Кивнув: «Ну-с, можете продолжать урок!», инспектор показал, куда ему поставить кресло, сел в него. Взглянул оттуда, высохший, иссеченный жесткими морщинами, высокомерный.
Минута проходила за минутой. Зберовский молча стоял за учительским столом. Смущение его нарастало.
На лице инспектора дрогнула брезгливая усмешка.
— Ну, что же вы, молодой человек? Ведите ваши занятия!
До его прихода Зберовский просто беседовал с гимназистами, не ограничивая себя рамками учебника. Как некогда товарищам в мансарде, рассказывал об увлекательных научных горизонтах и возможностях.

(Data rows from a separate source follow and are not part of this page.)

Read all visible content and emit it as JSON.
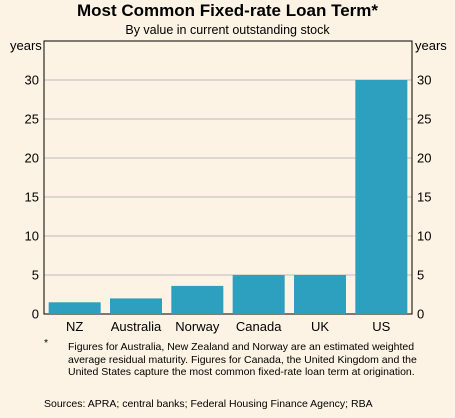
{
  "chart_data": {
    "type": "bar",
    "title": "Most Common Fixed-rate Loan Term*",
    "subtitle": "By value in current outstanding stock",
    "ylabel": "years",
    "ylabel_right": "years",
    "ylim": [
      0,
      35
    ],
    "yticks": [
      0,
      5,
      10,
      15,
      20,
      25,
      30
    ],
    "categories": [
      "NZ",
      "Australia",
      "Norway",
      "Canada",
      "UK",
      "US"
    ],
    "values": [
      1.5,
      2,
      3.6,
      5,
      5,
      30
    ],
    "bar_color": "#2d9fbf",
    "grid": true,
    "grid_color": "#bbbbbb",
    "footnote_marker": "*",
    "footnote": "Figures for Australia, New Zealand and Norway are an estimated weighted average residual maturity. Figures for Canada, the United Kingdom and the United States capture the most common fixed-rate loan term at origination.",
    "sources": "Sources: APRA; central banks; Federal Housing Finance Agency; RBA"
  }
}
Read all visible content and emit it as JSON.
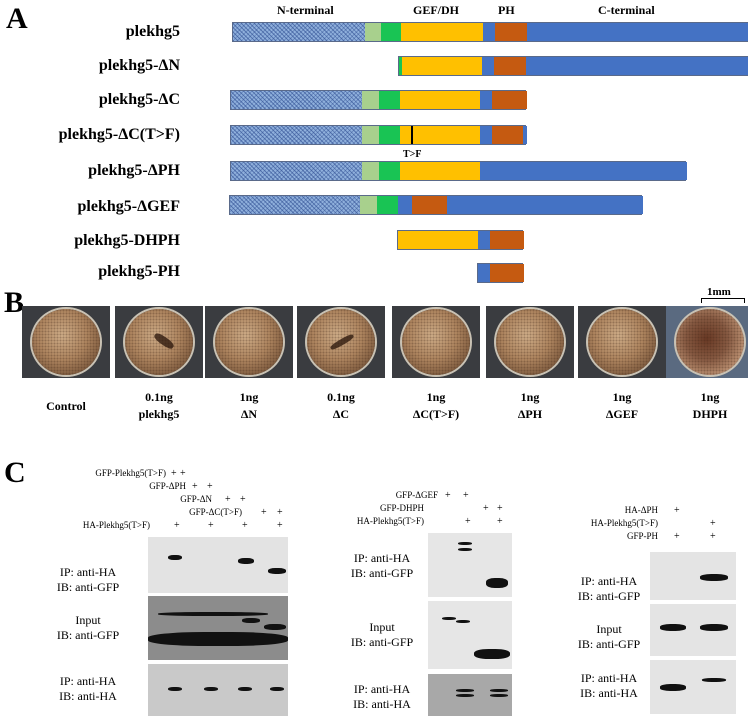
{
  "panels": {
    "a": "A",
    "b": "B",
    "c": "C"
  },
  "regions": {
    "n_terminal": "N-terminal",
    "gef_dh": "GEF/DH",
    "ph": "PH",
    "c_terminal": "C-terminal",
    "mutation": "T>F"
  },
  "constructs": [
    "plekhg5",
    "plekhg5-ΔN",
    "plekhg5-ΔC",
    "plekhg5-ΔC(T>F)",
    "plekhg5-ΔPH",
    "plekhg5-ΔGEF",
    "plekhg5-DHPH",
    "plekhg5-PH"
  ],
  "scale_bar": "1mm",
  "embryos": [
    {
      "line1": "Control",
      "line2": ""
    },
    {
      "line1": "0.1ng",
      "line2": "plekhg5"
    },
    {
      "line1": "1ng",
      "line2": "ΔN"
    },
    {
      "line1": "0.1ng",
      "line2": "ΔC"
    },
    {
      "line1": "1ng",
      "line2": "ΔC(T>F)"
    },
    {
      "line1": "1ng",
      "line2": "ΔPH"
    },
    {
      "line1": "1ng",
      "line2": "ΔGEF"
    },
    {
      "line1": "1ng",
      "line2": "DHPH"
    }
  ],
  "blot1": {
    "treatments": [
      "GFP-Plekhg5(T>F)",
      "GFP-ΔPH",
      "GFP-ΔN",
      "GFP-ΔC(T>F)",
      "HA-Plekhg5(T>F)"
    ],
    "labels": [
      {
        "l1": "IP: anti-HA",
        "l2": "IB: anti-GFP"
      },
      {
        "l1": "Input",
        "l2": "IB: anti-GFP"
      },
      {
        "l1": "IP: anti-HA",
        "l2": "IB: anti-HA"
      }
    ]
  },
  "blot2": {
    "treatments": [
      "GFP-ΔGEF",
      "GFP-DHPH",
      "HA-Plekhg5(T>F)"
    ],
    "labels": [
      {
        "l1": "IP: anti-HA",
        "l2": "IB: anti-GFP"
      },
      {
        "l1": "Input",
        "l2": "IB: anti-GFP"
      },
      {
        "l1": "IP: anti-HA",
        "l2": "IB: anti-HA"
      }
    ]
  },
  "blot3": {
    "treatments": [
      "HA-ΔPH",
      "HA-Plekhg5(T>F)",
      "GFP-PH"
    ],
    "labels": [
      {
        "l1": "IP: anti-HA",
        "l2": "IB: anti-GFP"
      },
      {
        "l1": "Input",
        "l2": "IB: anti-GFP"
      },
      {
        "l1": "IP: anti-HA",
        "l2": "IB: anti-HA"
      }
    ]
  },
  "plus_sign": "+"
}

А сейчас он должен резко изменить стиль и тему разговора. Класс почувствует крутой поворот: будто бы учитель, испугавшись, вильнул перед начальством, метнулся в сторону, перевел речь на узаконенное гимназической программой.
Как продолжать урок?
Гимназисты наблюдают с любопытством. Взгляд инспектора холоден, уничтожающе ядовит.
Встретив его взгляд, Зберовский понял, что действительно боится этого надменного чиновника, о котором ходят какие-то темные слухи. И тотчас же он рассердился на себя до крайности. Поднялось отвращение к самому себе.
В опостылевшем ему мещанском Яропольске он живет всего лишь года полтора. Но неужели он уж настолько пропитан мелкотравчатым духом, настолько уж погряз в обывательском болоте, что способен трепетать перед инспектором гимназии?
— Друзья мои, продолжим нашу беседу! — решительно заговорил он. — Мы с вами движемся по вершинам естественной науки. С каждой из таких проблем связано будущее всего человечества. Я рассказал вам про синтез углеводов. Это самый совершенный путь химического производства пищи. К несчастью, Лисицын со своим открытием загадочно исчез. Однако я замечу вам: кроме синтеза, возможны и другие способы достигнуть в том же направлении гигантских результатов. Способы — на абсолютно других принципах. Например, в начале прошлого века во Франции работал химик Браконно…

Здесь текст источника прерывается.